The housing market’s surprising strength was on full display in the August data released Monday, with sales up 11.1 per cent from a year earlier and prices rising more than economists expected.
“Next to no one predicted a big mid-year bounce in home sales at the start of 2013, when calls for Canadian housing market calamity were all the rage,” Bank of Montreal chief economist Doug Porter wrote in a research note. “Contrary to the Greek chorus of woe, sales are now above their 10-year average in seasonally adjusted terms.”
Prices, too, are defying expectations. “The housing market has proven more resilient in 2013 than we had anticipated,” Toronto-Dominion Bank economist Diana Petramala wrote in a note Monday. “The outperformance has been particularly notable on the price side.”
August’s results prompted the Canadian Real Estate Association to increase its forecasts for both the number of houses that will change hands this year and for prices. It noted that some of the market’s current strength likely stems from buyers with pre-approved mortgages pressing forward before rates rise further.
CREA is now forecasting 449,900 sales over the Multiple Listing Service this year, up from the 443,400 figure set in June. Before that, CREA had cuts its forecast three times in the face of the protracted sales slump that ensued from the summer of 2012 to this spring, after Ottawa tightened mortgage insurance rules.
“National sales have improved more quickly than anticipated,” said the association, which represents the country’s realtors. “This likely reflects the transient influence of buyers with pre-approved financing making purchases before their lower pre-approved rates expire, particularly in some of Canada’s most active and expensive housing markets.”
August’s sales were 2.8-per-cent higher than July’s, according to the association.
Despite the increases, the latest forecast for national home sales this year remains 1 per cent lower than last year. So far home sales in 2013 are about 2.9-per-cent lower than during the first eight months of 2012. Only British Columbia and Alberta are expected to see higher sales levels this year.
The strength of pricier markets such as Vancouver is pulling average prices higher than expected, the association added. It expects the national average home price will rise 3.6 per cent this year to $376,300.
The national average sale price in August came in 8.1-per-cent higher than a year ago, at $378,369. But the association said that if greater Toronto and Greater Vancouver are taken out of the picture, national average prices were up by only 4.8 per cent. The MLS Home Price Index, which tries to present a more apples-to-apples picture that takes into account changes in the types of homes that are selling, was up 2.9 per cent.

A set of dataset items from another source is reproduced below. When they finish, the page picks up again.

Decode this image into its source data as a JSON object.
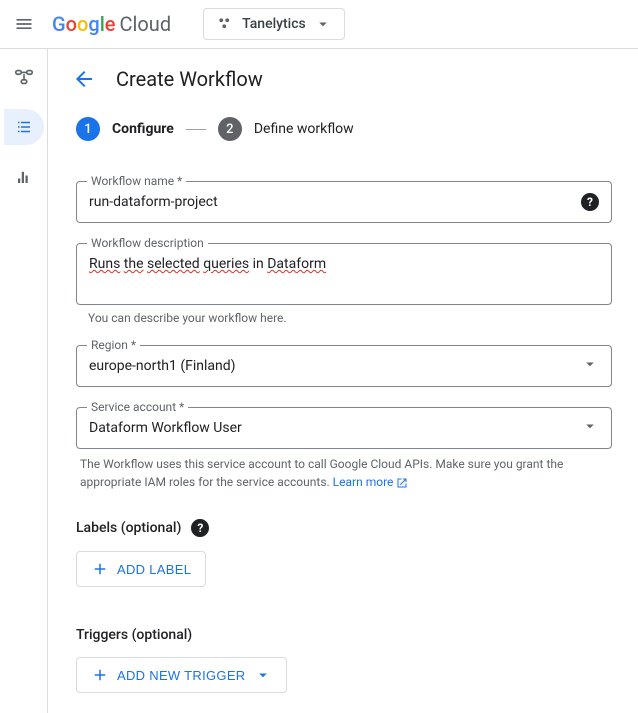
{
  "header": {
    "logo_cloud": "Cloud",
    "project": "Tanelytics"
  },
  "page": {
    "title": "Create Workflow"
  },
  "stepper": {
    "step1": {
      "num": "1",
      "label": "Configure"
    },
    "step2": {
      "num": "2",
      "label": "Define workflow"
    }
  },
  "fields": {
    "name": {
      "label": "Workflow name *",
      "value": "run-dataform-project"
    },
    "description": {
      "label": "Workflow description",
      "value_parts": {
        "p1": "Runs",
        "p2": "the",
        "p3": "selected",
        "p4": "queries",
        "p5": "in",
        "p6": "Dataform"
      },
      "hint": "You can describe your workflow here."
    },
    "region": {
      "label": "Region *",
      "value": "europe-north1 (Finland)"
    },
    "service_account": {
      "label": "Service account *",
      "value": "Dataform Workflow User",
      "desc": "The Workflow uses this service account to call Google Cloud APIs. Make sure you grant the appropriate IAM roles for the service accounts.",
      "learn_more": "Learn more"
    }
  },
  "sections": {
    "labels": {
      "title": "Labels (optional)",
      "button": "Add Label"
    },
    "triggers": {
      "title": "Triggers (optional)",
      "button": "Add New Trigger"
    }
  }
}
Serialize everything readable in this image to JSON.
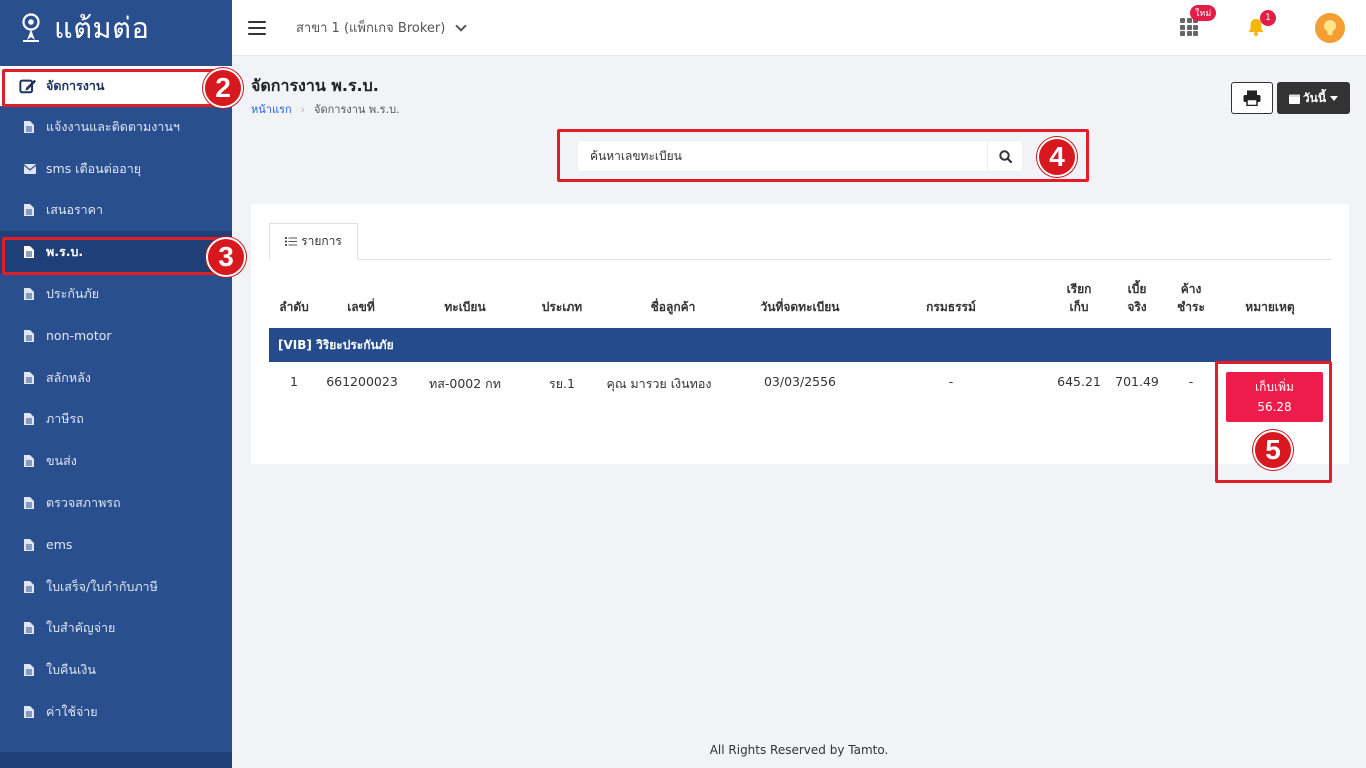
{
  "app": {
    "logo_text": "แต้มต่อ"
  },
  "sidebar": {
    "items": [
      {
        "label": "จัดการงาน",
        "icon": "edit-icon"
      },
      {
        "label": "แจ้งงานและติดตามงานฯ",
        "icon": "file-icon"
      },
      {
        "label": "sms เตือนต่ออายุ",
        "icon": "envelope-icon"
      },
      {
        "label": "เสนอราคา",
        "icon": "file-icon"
      },
      {
        "label": "พ.ร.บ.",
        "icon": "file-icon"
      },
      {
        "label": "ประกันภัย",
        "icon": "file-icon"
      },
      {
        "label": "non-motor",
        "icon": "file-icon"
      },
      {
        "label": "สลักหลัง",
        "icon": "file-icon"
      },
      {
        "label": "ภาษีรถ",
        "icon": "file-icon"
      },
      {
        "label": "ขนส่ง",
        "icon": "file-icon"
      },
      {
        "label": "ตรวจสภาพรถ",
        "icon": "file-icon"
      },
      {
        "label": "ems",
        "icon": "file-icon"
      },
      {
        "label": "ใบเสร็จ/ใบกำกับภาษี",
        "icon": "file-icon"
      },
      {
        "label": "ใบสำคัญจ่าย",
        "icon": "file-icon"
      },
      {
        "label": "ใบคืนเงิน",
        "icon": "file-icon"
      },
      {
        "label": "ค่าใช้จ่าย",
        "icon": "file-icon"
      }
    ]
  },
  "topbar": {
    "branch": "สาขา 1 (แพ็กเกจ Broker)",
    "new_badge": "ใหม่",
    "notification_count": "1"
  },
  "page": {
    "title": "จัดการงาน พ.ร.บ.",
    "breadcrumb_home": "หน้าแรก",
    "breadcrumb_current": "จัดการงาน พ.ร.บ.",
    "date_button": "วันนี้",
    "search_placeholder": "ค้นหาเลขทะเบียน"
  },
  "table": {
    "tab_label": "รายการ",
    "headers": {
      "no": "ลำดับ",
      "number": "เลขที่",
      "plate": "ทะเบียน",
      "type": "ประเภท",
      "customer": "ชื่อลูกค้า",
      "reg_date": "วันที่จดทะเบียน",
      "policy": "กรมธรรม์",
      "charge_1": "เรียก",
      "charge_2": "เก็บ",
      "net_1": "เบี้ย",
      "net_2": "จริง",
      "due_1": "ค้าง",
      "due_2": "ชำระ",
      "note": "หมายเหตุ"
    },
    "group": "[VIB] วิริยะประกันภัย",
    "rows": [
      {
        "no": "1",
        "number": "661200023",
        "plate": "ทส-0002 กท",
        "type": "รย.1",
        "customer": "คุณ มารวย เงินทอง",
        "reg_date": "03/03/2556",
        "policy": "-",
        "charge": "645.21",
        "net": "701.49",
        "due": "-",
        "note_label": "เก็บเพิ่ม",
        "note_amount": "56.28"
      }
    ]
  },
  "annotations": {
    "n2": "2",
    "n3": "3",
    "n4": "4",
    "n5": "5"
  },
  "footer": "All Rights Reserved by Tamto.",
  "colors": {
    "sidebar": "#2a4f8f",
    "accent_red": "#e11d2a",
    "collect_button": "#ed1c4a",
    "group_row": "#254b8c"
  }
}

In a research note released just prior to the data, Bank of Montreal economist Benjamin Reitzes noted that the year-over-year numbers appear stronger because the market was plunging at this time last year, but said recent sales levels are nevertheless healthy by historical standards.
“However, the improvement in activity over the past few months probably won’t be sustained, as mortgage rates have jumped nearly one percentage point which will weigh on activity later this year,” he added.